Medical treatments for hair loss are typically limited to a few standard FDA approved medications. Finasteride, Dutasteride, and Rogaine are the most common ones prescribed although Rogaine is now offered over the counter.
Finasteride (Propecia): This medication was originally prescribed for prostatic hyperplasia (BPH) or an enlarged prostate gland, however it was soon discovered that it had a different property. In some men, there was hair regrowth. Merck pharmaceuticals originally sold it at 5mg for the enlarged prostate gland and as Proscar. Merck decided to re-package the product and drop the dosage to 1mg and call it Propecia. Proscar and Propecia are chemically the same.
The mechanism of action of finasteride is to block dihydrotestosterone (DHT), that is formed from testosterone. DHT is the culprit in hair loss for men that have male pattern baldness (MPB). In men genetically predisposed to MPB, DHT binds to hair receptors in the hair follicles at the top of the scalp. When DHT binds to these receptors,the follicles over time shrink and gradually whither away and fall out. As a result, the person’s hairline thins and recedes. Finasteride is a DHT blocker or a 5-alpha reductase inhibitor. In most men, this action can all but completely stop hair loss caused by MPB, and in some rare cases it actually can re-grow hair.
Over the last few years there has been an increased scrutiny of finasteride and its side effects. Specifically a sexual side effect in a very small percentage of men. These side effects usually resolve after the cessation of finasteride in the majority of these cases however an even smaller percentage of men have had these symptoms persist longer than 40 months. In 2011 the FDA released a safety announcement that finasteride and other 5-alpha reductase inhibitors could cause adverse issues such as erectile dysfunction even after it was stopped. In 2012 the FDA revised the warning to contain the words that persistent sexual side effects in some men may continue after cessation of use.
Having said this, Dr. Woessner has kept abreast of the FDA revisions and continues to monitor the safety concerns for all of his patients. The International Society for Hair Restoration Surgeons had several guest speakers at the conference this year in Chicago concerning the use of finasteride because of the the increased awareness. The consensus is that these products are generally safe. And that every patient should be fully informed and aware of the worst case scenario.
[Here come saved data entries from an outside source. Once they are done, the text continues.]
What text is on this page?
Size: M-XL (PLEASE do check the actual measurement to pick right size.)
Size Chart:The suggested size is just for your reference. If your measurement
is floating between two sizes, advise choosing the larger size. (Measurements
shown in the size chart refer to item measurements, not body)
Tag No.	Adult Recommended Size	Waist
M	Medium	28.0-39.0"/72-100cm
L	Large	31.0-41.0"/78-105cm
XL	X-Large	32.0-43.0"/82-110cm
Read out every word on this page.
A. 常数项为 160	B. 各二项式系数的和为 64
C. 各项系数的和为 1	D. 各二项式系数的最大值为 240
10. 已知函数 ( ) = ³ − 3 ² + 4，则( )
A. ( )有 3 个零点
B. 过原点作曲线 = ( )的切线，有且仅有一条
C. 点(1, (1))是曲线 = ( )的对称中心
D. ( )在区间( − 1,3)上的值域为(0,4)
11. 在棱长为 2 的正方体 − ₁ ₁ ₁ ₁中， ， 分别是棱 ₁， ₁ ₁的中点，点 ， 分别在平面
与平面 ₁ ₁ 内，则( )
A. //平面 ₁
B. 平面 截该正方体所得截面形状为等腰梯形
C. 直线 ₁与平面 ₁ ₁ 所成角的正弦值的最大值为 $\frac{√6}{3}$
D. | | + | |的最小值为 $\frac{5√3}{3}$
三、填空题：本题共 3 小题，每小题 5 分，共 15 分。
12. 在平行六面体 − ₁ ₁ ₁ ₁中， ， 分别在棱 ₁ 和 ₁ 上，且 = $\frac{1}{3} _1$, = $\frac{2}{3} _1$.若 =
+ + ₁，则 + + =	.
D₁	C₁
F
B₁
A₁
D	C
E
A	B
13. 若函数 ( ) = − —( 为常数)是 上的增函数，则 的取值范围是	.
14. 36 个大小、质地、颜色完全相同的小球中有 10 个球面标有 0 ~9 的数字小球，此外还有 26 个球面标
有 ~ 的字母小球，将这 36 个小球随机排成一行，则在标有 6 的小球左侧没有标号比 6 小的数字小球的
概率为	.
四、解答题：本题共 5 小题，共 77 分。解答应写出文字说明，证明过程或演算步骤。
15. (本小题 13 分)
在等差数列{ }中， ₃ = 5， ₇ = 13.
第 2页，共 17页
The cost of Propecia has always been quite high since it’s release. However, Proscar has been around for years and had gone generic. What many practitioners do and including ours is to prescribe the 5mg Proscar and have patients cut the pills into 4ths. Taking a small piece of the 5mg tablet will equal out to 1mg per day. The price difference in generic and non-generic finasteride can be as high as $50 or more per month. A single 30 day prescription of Proscar might be $9 which can last up to 3 months. Beside is a pill cutter.
Dutasteride (Avodart): This is also a DHT blocker however it is a dual action 5-alpha reductase inhibitor at two different receptors. Dutasteride significantly reduces DHT over finasteride (90%) however it can come with increased side affects over the finasteride so caution must be taken into consideration.
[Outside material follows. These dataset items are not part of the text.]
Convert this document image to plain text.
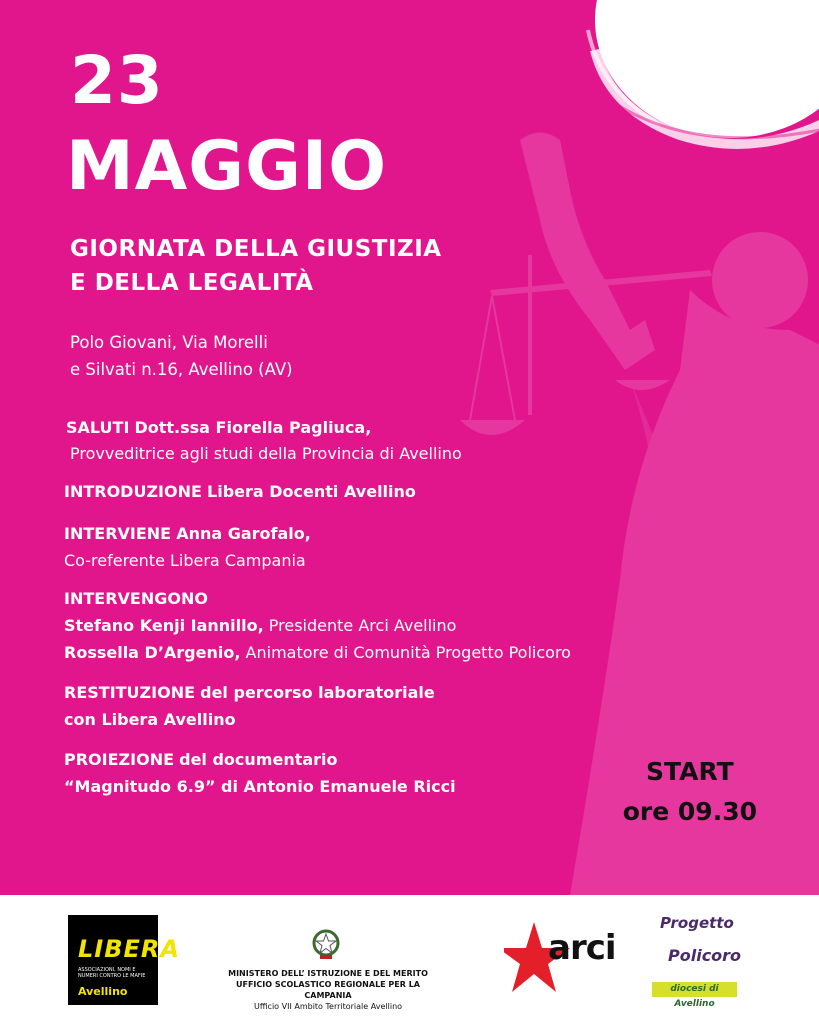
23
MAGGIO
GIORNATA DELLA GIUSTIZIA
E DELLA LEGALITÀ
Polo Giovani, Via Morelli
e Silvati n.16, Avellino (AV)
SALUTI Dott.ssa Fiorella Pagliuca,
Provveditrice agli studi della Provincia di Avellino
INTRODUZIONE Libera Docenti Avellino
INTERVIENE Anna Garofalo,
Co-referente Libera Campania
INTERVENGONO
Stefano Kenji Iannillo, Presidente Arci Avellino
Rossella D’Argenio, Animatore di Comunità Progetto Policoro
RESTITUZIONE del percorso laboratoriale
con Libera Avellino
PROIEZIONE del documentario
“Magnitudo 6.9” di Antonio Emanuele Ricci
START
ore 09.30
LIBERA
ASSOCIAZIONI, NOMI E NUMERI CONTRO LE MAFIE
Avellino
MINISTERO DELL’ ISTRUZIONE E DEL MERITO
UFFICIO SCOLASTICO REGIONALE PER LA CAMPANIA
Ufficio VII Ambito Territoriale Avellino
arci
Progetto
Policoro
diocesi di Avellino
Most clinics begin medical treatment with finasteride and will use dutasteride if the finasteride wains over time. Avodart the brand name and is also used in BPH in men.
Neither finasteride nor dutasteride are used in women and pregnant women should not handle either of these medications. Children should also not handle these tablets.
Minoxidil (Rogaine): This medication was originally synthesized in 1963 by the Upjohn company. It was finally marketed in 1973 as Lonetin, a blood pressure medication because of its powerful vasodilator properties. During the clinical trials for the FDA, a researcher found accidentally that minoxidil actually was causing some men to regrow hair. In 1985, Upjohn approached the FDA with clinical findings of regrowth of hair, in some men, so they were granted approval in 1988. Below is the history of the different percentages approved for topical use.
How minoxidil works is still not completely known. It is hypothesized that there is an increase in the amount of nutrients and oxygen due to a “widening” of vessels right at the hair follicle. Both men and women can use minoxidil and is relatively well tolerated. Some of the more common side effects are irritation of the scalp and/or shedding of native hair. These side effects are rare and the newer preparations have helped with these side effects.
All and all finasteride and minoxidil work well together to combat your hair loss. Both of these products can potentially help the yield and result of a hair transplant as well. This would need to be be fully discussed by you and Dr. Woessner during your consultation.